A wave of tornadoes and severe storms began that Wednesday and continued their path of devastation into Thursday have left at least 209 dead in five southern states.
More than 140 tornadoes were reported as touching down from Mississippi to Maryland.
At least 131 people lost their lives in Alabama alone, the state's emergency management agency confirmed Thursday.
"We expect that toll, unfortunately, to rise," Gov. Robert Bentley told ABC's "Good Morning America."
The severe storms spawned funnels that hit the city of Tuscaloosa especially hard. The mayor says it decimated the city's infrastructure, killed at least a dozen people, and injured almost 100.
"What we faced today was massive damage on a scale we have not seen in Tuscaloosa in quite some time," Tuscaloosa Mayor Walter Maddox said.
CBN's Operation Blessing International is already sending an "advance team" to provide disaster relief.
On Thursday, National Guard troops will join emergency workers in order to find survivors, like Patti Perez. It took three men to pull her free after the storm left her trapped in her flattened home.
"I couldn't get up," she said. "I was having to move stuff off of me and got up and this is what I woke up to."
Another storm victim, Shameka Robinson, tried to find shelter in a gas station, but the storm destroyed it.
"The ceiling collapsed on me. The door slammed back on me. I was pinned against the wall," she said.
Even forecasters at the National Weather Service in Huntsville had to leave their building to find better cover.
West of Huntsville, the Browns Ferry Nuclear Power Plant lost power. Workers had to fire up gasoline-powered generators to keep the units safely running.
"Before it hit, there were branches falling out of the sky before we even knew the tornado was coming," storm survivor John Pitre recalled.

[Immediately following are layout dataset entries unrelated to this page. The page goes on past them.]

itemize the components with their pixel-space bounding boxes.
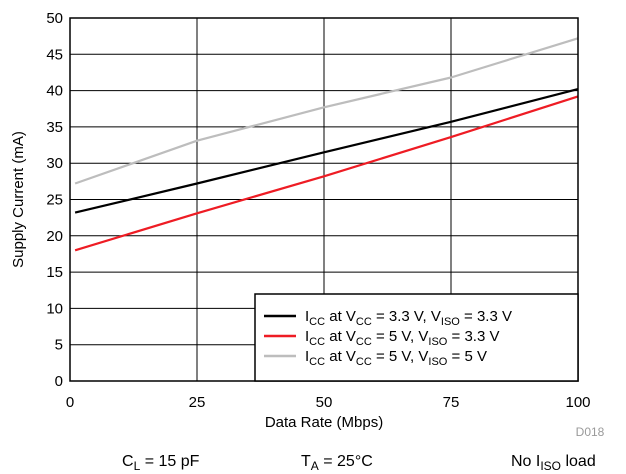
x-axis-ticks: 0 25 50 75 100	[66, 394, 591, 411]
y-tick-label: 5	[55, 337, 63, 354]
y-tick-label: 15	[46, 264, 63, 281]
condition-load: No IISO load	[511, 453, 596, 473]
y-tick-label: 40	[46, 83, 63, 100]
series-line-3	[74, 37, 579, 185]
y-tick-label: 20	[46, 228, 63, 245]
y-tick-label: 45	[46, 46, 63, 63]
legend-box	[254, 293, 579, 382]
condition-cl: CL = 15 pF	[122, 453, 200, 473]
y-tick-label: 0	[55, 373, 63, 390]
y-tick-label: 50	[46, 10, 63, 27]
legend-label-2: ICC at VCC = 5 V, VISO = 3.3 V	[305, 328, 499, 348]
y-axis-ticks: 0 5 10 15 20 25 30 35 40 45 50	[46, 10, 63, 390]
x-tick-label: 25	[189, 394, 206, 411]
y-axis-title: Supply Current (mA)	[10, 131, 27, 268]
series-line-1	[74, 88, 579, 214]
y-tick-label: 35	[46, 119, 63, 136]
figure-code: D018	[576, 425, 605, 439]
legend-label-1: ICC at VCC = 3.3 V, VISO = 3.3 V	[305, 308, 512, 328]
series-line-2	[74, 95, 579, 252]
x-tick-label: 50	[316, 394, 333, 411]
x-tick-label: 75	[443, 394, 460, 411]
y-tick-label: 30	[46, 155, 63, 172]
x-tick-label: 100	[565, 394, 590, 411]
series-lines	[74, 37, 579, 252]
condition-ta: TA = 25°C	[301, 453, 373, 473]
legend-label-3: ICC at VCC = 5 V, VISO = 5 V	[305, 348, 487, 368]
x-axis-title: Data Rate (Mbps)	[265, 414, 383, 431]
y-tick-label: 25	[46, 192, 63, 209]
x-tick-label: 0	[66, 394, 74, 411]
y-tick-label: 10	[46, 300, 63, 317]
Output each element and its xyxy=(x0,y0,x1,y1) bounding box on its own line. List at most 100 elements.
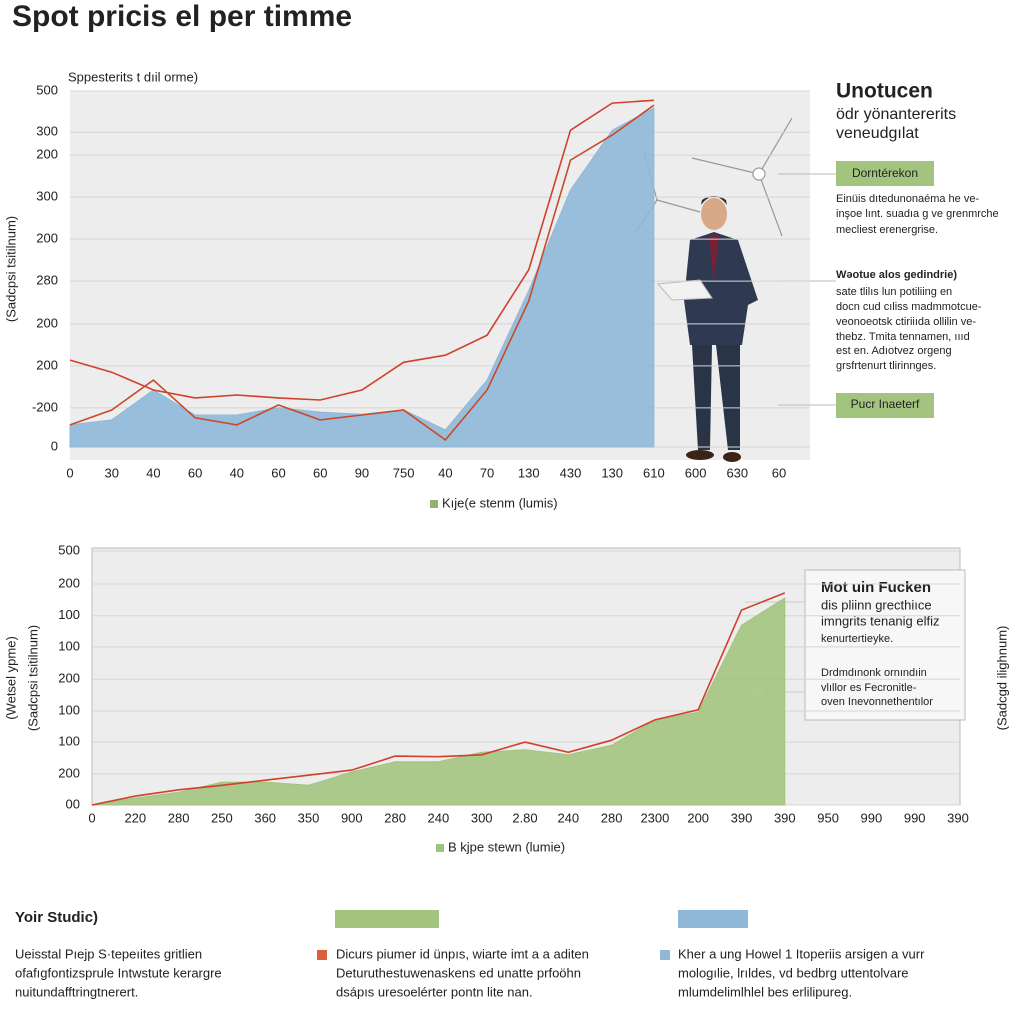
callout-title: Mot uin Fucken xyxy=(821,579,931,596)
y-tick-label: -200 xyxy=(32,399,58,414)
x-tick-label: 40 xyxy=(230,465,244,480)
x-tick-label: 220 xyxy=(124,810,146,825)
legend-swatch xyxy=(436,844,444,852)
x-tick-label: 610 xyxy=(643,465,665,480)
panel-text: veonoeotsk ctiriiıda ollilin ve- xyxy=(836,316,976,328)
y-tick-label: 300 xyxy=(36,124,58,139)
panel-text: Einüis dıtedunonaéma he ve- xyxy=(836,193,979,205)
footer-bar xyxy=(678,910,748,928)
x-tick-label: 30 xyxy=(104,465,118,480)
x-tick-label: 280 xyxy=(168,810,190,825)
panel-button[interactable] xyxy=(836,393,934,418)
callout-text: Drdmdınonk ornındıin xyxy=(821,667,927,679)
x-tick-label: 0 xyxy=(66,465,73,480)
x-tick-label: 300 xyxy=(471,810,493,825)
footer-bar xyxy=(335,910,439,928)
y-tick-label: 200 xyxy=(36,357,58,372)
y-tick-label: 200 xyxy=(58,765,80,780)
y-tick-label: 0 xyxy=(51,438,58,453)
x-tick-label: 600 xyxy=(685,465,707,480)
panel-text: est en. Adıotvez orgeng xyxy=(836,345,952,357)
x-tick-label: 350 xyxy=(298,810,320,825)
panel-subtitle: ödr yönantererits xyxy=(836,106,956,123)
footer-text: ofafıgfontizsprule Intwstute kerargre xyxy=(15,965,222,980)
x-tick-label: 950 xyxy=(817,810,839,825)
callout-box xyxy=(804,569,966,721)
y-axis-label: (Sadcpsi tsitilnum) xyxy=(3,216,18,322)
footer-text: mlumdelimlhlel bes erlilipureg. xyxy=(678,984,852,999)
x-tick-label: 2300 xyxy=(640,810,669,825)
panel-text: thebz. Tmita tennamen, ıııd xyxy=(836,331,970,343)
y-tick-label: 100 xyxy=(58,607,80,622)
panel-button-label[interactable]: Pucr Inaeterf xyxy=(851,397,920,411)
x-tick-label: 280 xyxy=(384,810,406,825)
legend-label: B kjpe stewn (lumie) xyxy=(448,839,565,854)
y-tick-label: 100 xyxy=(58,734,80,749)
panel-heading: Wəotue alos gedindrie) xyxy=(836,269,957,281)
x-tick-label: 60 xyxy=(772,465,786,480)
y-axis-label: (Sadcgd ilighnum) xyxy=(994,626,1009,731)
windmill xyxy=(635,117,793,237)
x-tick-label: 240 xyxy=(428,810,450,825)
x-tick-label: 60 xyxy=(313,465,327,480)
panel-button-label[interactable]: Dorntérekon xyxy=(852,166,918,180)
x-tick-label: 390 xyxy=(774,810,796,825)
y-tick-label: 280 xyxy=(36,273,58,288)
x-tick-label: 40 xyxy=(146,465,160,480)
page-title: Spot pricis el per timme xyxy=(12,0,352,33)
y-tick-label: 200 xyxy=(58,671,80,686)
x-tick-label: 430 xyxy=(560,465,582,480)
panel-text: mecliest erenergrise. xyxy=(836,224,938,236)
footer-text: nuitundafftringtnerert. xyxy=(15,984,138,999)
chart-title: Sppesterits t dıil orme) xyxy=(68,69,198,84)
x-tick-label: 130 xyxy=(601,465,623,480)
panel-title: Unotucen xyxy=(836,80,933,103)
line xyxy=(69,104,655,441)
y-tick-label: 100 xyxy=(58,638,80,653)
footer-text: Ueisstal Pıejp S·tepeıites gritlien xyxy=(15,946,202,961)
y-tick-label: 200 xyxy=(36,147,58,162)
footer-text: Deturuthestuwenaskens ed unatte prfoöhn xyxy=(336,965,581,980)
area xyxy=(91,597,786,806)
y-tick-label: 100 xyxy=(58,702,80,717)
footer-text: Kher a ung Howel 1 Itoperiis arsigen a v… xyxy=(678,946,925,961)
panel-text: grsfrtenurt tlirinnges. xyxy=(836,360,936,372)
x-tick-label: 0 xyxy=(88,810,95,825)
panel-text: sate tlilıs lun potiliing en xyxy=(836,286,952,298)
y-tick-label: 00 xyxy=(66,796,80,811)
x-tick-label: 60 xyxy=(188,465,202,480)
legend-swatch xyxy=(430,500,438,508)
x-tick-label: 390 xyxy=(731,810,753,825)
y-axis-label: (Wetsel ypme) xyxy=(3,636,18,720)
y-tick-label: 200 xyxy=(58,575,80,590)
y-tick-label: 300 xyxy=(36,189,58,204)
x-tick-label: 360 xyxy=(254,810,276,825)
x-tick-label: 90 xyxy=(355,465,369,480)
x-tick-label: 630 xyxy=(726,465,748,480)
x-tick-label: 390 xyxy=(947,810,969,825)
y-tick-label: 500 xyxy=(58,542,80,557)
x-tick-label: 250 xyxy=(211,810,233,825)
x-tick-label: 280 xyxy=(601,810,623,825)
x-tick-label: 990 xyxy=(861,810,883,825)
x-tick-label: 990 xyxy=(904,810,926,825)
x-tick-label: 130 xyxy=(518,465,540,480)
panel-button[interactable] xyxy=(836,161,934,186)
y-axis-label: (Sadcpsi tsitilnum) xyxy=(25,625,40,731)
panel-text: docn cud cıliss madmmotcue- xyxy=(836,301,982,313)
y-tick-label: 500 xyxy=(36,82,58,97)
callout-text: imngrits tenanig elfiz xyxy=(821,613,940,628)
footer-text: Dicurs piumer id ünpıs, wiarte imt a a a… xyxy=(336,946,589,961)
legend-label: Kıje(e stenm (lumis) xyxy=(442,495,558,510)
line xyxy=(91,592,786,806)
footer-swatch xyxy=(660,950,670,960)
x-tick-label: 40 xyxy=(438,465,452,480)
panel-text: inşoe lınt. suadıa g ve grenmrche xyxy=(836,208,999,220)
x-tick-label: 2.80 xyxy=(512,810,537,825)
x-tick-label: 240 xyxy=(557,810,579,825)
x-tick-label: 200 xyxy=(687,810,709,825)
callout-text: vlıllor es Fecronitle- xyxy=(821,682,917,694)
footer-text: dsápıs uresoelérter pontn lite nan. xyxy=(336,984,533,999)
person xyxy=(656,196,758,462)
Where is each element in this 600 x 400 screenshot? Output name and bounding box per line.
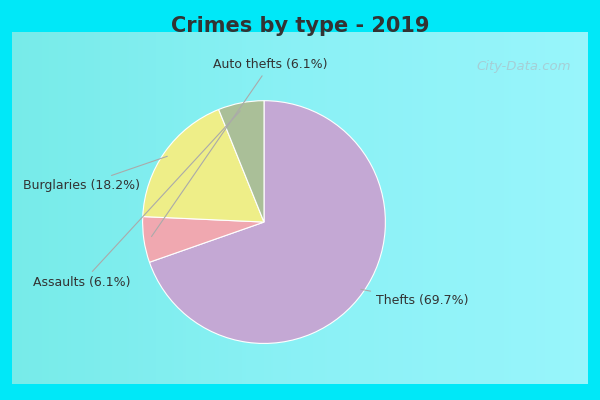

Meanwhile, in Smithville, Miss., nearly all of the town landmarks were destroyed by tornadoes. Residents had just moments to find protection from the storm.
"We grabbed a quilt and personal belongings and we went into the boardroom and got under the board table," Smithville Mayor Gregg Kennedy said. "When it was over, everything was gone."
Residents in Poplar Bluff, Mo., already barraged by catastrophic flooding, also had to contend with hail brought by the storms.
"Our hearts go out to all those who have been affected by this devastation, and we commend the heroic efforts of those who have been working tirelessly to respond to this disaster," President Obama said in a statement.
Meanwhile, the American Red Cross has activated half of its national chapters in response to the unprecedented death and destruction caused by the storms.